Oilmen and their tricks

By Imlisanen Jamir

The ways of oilmen are strange, but not unfamiliar. They arrive with promises, legal documents, and numbers that sound like salvation. They speak of development, of shared wealth, of progress. And yet, wherever they go, the story is eerily similar: land lost, communities divided, and promises—when fulfilled—benefiting the few at the expense of the many.

Nagaland’s ongoing oil debate is not about whether the ground beneath holds riches; that much has been known for decades. It is about control, about who gets to decide the fate of these resources. The Deputy Chief Minister’s stance—no to incursive exploration, yes to revenue sharing—reads like an attempt at balance, but balance in whose favor?

History tells us that the first move of the oilman is always to establish legitimacy. Laws, regulations, contracts—these are mere tools. In Nagaland, the question of legitimacy has been entangled with Article 371A, a constitutional safeguard meant to protect the rights of the people over their land and resources. It is, in theory, a shield. But oilmen are patient. They do not need to break a law outright if they can reinterpret it, if they can find just enough local cooperation to move forward under the guise of consent. And when consent is elusive, there is always pressure, persuasion, or the simple lure of wealth for a chosen few who will speak on behalf of many.

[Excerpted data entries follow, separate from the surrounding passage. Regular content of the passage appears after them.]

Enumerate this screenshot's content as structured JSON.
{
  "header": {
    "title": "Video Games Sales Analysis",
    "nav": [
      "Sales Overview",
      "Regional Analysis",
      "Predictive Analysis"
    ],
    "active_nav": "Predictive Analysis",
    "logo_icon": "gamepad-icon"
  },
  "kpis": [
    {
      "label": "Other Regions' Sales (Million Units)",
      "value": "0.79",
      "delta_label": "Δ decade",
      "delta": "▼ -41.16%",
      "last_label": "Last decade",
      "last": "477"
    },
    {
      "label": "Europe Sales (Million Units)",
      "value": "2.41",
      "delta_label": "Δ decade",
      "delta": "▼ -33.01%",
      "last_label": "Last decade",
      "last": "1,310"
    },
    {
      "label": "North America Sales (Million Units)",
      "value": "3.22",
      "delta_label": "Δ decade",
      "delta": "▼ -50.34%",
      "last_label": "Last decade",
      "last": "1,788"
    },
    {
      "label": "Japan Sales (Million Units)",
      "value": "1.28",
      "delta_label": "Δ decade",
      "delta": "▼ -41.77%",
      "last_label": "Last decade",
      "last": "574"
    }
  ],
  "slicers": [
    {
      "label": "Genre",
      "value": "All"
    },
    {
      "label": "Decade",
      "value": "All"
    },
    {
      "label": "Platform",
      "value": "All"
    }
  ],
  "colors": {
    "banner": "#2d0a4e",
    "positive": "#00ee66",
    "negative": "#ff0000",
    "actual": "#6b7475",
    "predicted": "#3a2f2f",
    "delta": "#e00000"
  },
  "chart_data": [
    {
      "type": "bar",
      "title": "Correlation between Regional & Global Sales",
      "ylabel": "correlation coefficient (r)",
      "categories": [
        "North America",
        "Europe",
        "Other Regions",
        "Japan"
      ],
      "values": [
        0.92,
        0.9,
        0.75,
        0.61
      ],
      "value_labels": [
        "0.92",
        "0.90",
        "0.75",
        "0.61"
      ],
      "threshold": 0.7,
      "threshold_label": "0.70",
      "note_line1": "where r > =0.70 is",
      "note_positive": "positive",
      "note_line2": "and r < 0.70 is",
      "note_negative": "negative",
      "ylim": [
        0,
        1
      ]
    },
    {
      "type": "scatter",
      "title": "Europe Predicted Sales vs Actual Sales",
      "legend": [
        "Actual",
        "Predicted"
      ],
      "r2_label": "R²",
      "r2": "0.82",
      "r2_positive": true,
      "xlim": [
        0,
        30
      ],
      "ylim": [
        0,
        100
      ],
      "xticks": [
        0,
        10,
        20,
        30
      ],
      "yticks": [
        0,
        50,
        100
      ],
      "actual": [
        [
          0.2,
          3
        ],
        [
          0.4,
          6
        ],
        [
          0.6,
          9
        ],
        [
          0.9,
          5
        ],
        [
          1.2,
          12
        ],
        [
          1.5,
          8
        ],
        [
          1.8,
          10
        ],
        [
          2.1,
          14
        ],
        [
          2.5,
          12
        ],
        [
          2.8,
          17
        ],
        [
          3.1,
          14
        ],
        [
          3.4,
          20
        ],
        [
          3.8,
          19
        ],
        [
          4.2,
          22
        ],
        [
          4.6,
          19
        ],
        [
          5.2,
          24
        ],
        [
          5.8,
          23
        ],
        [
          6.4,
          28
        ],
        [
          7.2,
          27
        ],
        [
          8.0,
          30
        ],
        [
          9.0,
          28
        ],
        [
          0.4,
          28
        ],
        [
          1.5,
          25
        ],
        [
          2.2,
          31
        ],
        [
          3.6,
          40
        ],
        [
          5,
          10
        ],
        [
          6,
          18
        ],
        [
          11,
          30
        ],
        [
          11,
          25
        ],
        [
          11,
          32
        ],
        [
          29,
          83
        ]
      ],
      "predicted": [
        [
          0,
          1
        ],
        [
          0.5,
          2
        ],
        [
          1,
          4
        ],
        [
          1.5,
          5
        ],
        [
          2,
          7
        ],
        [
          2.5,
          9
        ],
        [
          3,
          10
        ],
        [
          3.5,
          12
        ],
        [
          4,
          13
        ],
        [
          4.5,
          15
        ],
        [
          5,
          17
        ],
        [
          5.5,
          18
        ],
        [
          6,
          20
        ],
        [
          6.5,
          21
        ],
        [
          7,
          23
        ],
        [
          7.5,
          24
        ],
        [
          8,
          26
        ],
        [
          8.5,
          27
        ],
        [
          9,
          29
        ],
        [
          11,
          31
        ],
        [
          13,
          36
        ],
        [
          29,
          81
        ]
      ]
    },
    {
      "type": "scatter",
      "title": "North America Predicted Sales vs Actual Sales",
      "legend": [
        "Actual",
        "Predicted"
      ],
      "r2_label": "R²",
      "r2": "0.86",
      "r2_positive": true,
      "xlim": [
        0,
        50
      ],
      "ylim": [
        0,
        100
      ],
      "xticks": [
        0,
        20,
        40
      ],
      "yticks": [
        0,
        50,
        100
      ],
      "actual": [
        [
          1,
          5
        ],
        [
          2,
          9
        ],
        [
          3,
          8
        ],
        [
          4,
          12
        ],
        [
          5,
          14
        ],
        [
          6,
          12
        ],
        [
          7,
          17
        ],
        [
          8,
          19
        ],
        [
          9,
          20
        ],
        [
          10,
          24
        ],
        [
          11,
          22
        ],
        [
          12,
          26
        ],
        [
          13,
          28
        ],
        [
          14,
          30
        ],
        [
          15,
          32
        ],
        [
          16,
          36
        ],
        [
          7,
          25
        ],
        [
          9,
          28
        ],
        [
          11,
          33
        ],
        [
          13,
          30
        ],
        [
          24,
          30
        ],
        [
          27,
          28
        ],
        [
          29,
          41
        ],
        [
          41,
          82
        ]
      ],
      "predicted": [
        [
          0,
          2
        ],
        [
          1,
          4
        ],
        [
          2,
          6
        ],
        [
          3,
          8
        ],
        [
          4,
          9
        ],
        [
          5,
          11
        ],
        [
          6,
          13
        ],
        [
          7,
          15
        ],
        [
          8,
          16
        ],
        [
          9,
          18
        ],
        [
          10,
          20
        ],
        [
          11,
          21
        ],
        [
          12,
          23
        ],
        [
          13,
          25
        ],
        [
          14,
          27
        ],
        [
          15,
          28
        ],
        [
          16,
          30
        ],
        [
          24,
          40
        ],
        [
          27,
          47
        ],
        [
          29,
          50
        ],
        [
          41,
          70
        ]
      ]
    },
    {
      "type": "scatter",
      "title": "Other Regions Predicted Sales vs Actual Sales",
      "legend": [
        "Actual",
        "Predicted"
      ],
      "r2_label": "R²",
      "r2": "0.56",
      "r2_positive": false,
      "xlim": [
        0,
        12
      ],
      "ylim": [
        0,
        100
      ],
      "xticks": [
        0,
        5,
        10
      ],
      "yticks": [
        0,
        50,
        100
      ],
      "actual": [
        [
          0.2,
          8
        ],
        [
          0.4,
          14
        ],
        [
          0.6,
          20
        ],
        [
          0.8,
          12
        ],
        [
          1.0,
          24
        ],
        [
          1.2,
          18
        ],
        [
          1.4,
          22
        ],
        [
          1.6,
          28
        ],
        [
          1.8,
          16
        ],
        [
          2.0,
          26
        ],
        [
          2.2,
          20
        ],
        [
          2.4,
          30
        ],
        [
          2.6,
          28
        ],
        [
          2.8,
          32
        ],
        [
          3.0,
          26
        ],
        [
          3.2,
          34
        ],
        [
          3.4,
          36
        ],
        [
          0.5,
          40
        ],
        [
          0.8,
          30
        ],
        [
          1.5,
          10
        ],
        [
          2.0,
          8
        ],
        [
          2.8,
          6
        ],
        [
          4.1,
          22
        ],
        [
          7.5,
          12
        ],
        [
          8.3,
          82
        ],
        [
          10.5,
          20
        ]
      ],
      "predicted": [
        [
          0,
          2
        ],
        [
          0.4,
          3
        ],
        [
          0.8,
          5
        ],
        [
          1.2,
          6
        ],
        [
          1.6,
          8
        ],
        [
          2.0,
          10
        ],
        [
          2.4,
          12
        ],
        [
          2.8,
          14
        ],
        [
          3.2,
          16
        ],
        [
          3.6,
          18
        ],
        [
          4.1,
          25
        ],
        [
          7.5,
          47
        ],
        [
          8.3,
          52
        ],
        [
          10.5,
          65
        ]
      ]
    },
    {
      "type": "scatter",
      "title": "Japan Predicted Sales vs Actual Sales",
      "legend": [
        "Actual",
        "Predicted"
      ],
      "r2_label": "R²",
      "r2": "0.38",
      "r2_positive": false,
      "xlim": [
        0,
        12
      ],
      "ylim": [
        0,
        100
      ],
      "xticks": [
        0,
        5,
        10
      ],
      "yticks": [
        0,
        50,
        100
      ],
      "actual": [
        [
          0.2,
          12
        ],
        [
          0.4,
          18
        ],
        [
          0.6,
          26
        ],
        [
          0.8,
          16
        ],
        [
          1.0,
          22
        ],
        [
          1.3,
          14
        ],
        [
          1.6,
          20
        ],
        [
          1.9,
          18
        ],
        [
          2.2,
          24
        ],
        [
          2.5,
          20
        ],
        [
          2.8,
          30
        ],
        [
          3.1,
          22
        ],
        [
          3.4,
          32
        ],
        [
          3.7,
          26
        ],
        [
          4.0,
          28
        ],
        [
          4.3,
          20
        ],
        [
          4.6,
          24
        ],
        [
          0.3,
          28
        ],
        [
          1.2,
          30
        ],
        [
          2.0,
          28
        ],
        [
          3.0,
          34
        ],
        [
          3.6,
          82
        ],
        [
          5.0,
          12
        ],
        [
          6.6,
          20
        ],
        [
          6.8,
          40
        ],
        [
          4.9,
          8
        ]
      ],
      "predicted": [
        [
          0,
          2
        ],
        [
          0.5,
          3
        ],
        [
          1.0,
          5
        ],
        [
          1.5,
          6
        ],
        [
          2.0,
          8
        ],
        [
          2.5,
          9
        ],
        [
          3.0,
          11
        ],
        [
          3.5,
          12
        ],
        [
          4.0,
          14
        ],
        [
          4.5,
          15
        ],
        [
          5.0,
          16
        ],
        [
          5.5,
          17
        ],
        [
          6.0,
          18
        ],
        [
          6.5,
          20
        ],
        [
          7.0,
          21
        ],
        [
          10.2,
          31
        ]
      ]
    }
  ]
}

The argument for economic necessity is an old one, used wherever oil is found beneath lands that are inconveniently occupied. Revenue-sharing sounds fair until one remembers that the distribution of wealth rarely follows the logic of fairness. Will the compensation match the consequences? Who will bear the burden when the land, once taken, is no longer theirs to reclaim?
The strangest trick of all is the illusion of choice. It is framed as a negotiation: between the state and the oil companies, between the people and the government, between competing interests within the region itself. But history shows that once oilmen enter, the choices narrow. The conversation shifts from “should we?” to “how much?” From “do we want this?” to “how do we make it work?”

And so, the question is not just about Nagaland’s oil, nor even about whether the state should negotiate better terms. The real question is: can any agreement truly serve the people when it is made on the oilmen’s terms? And if history is any guide, do the people ever really have a say?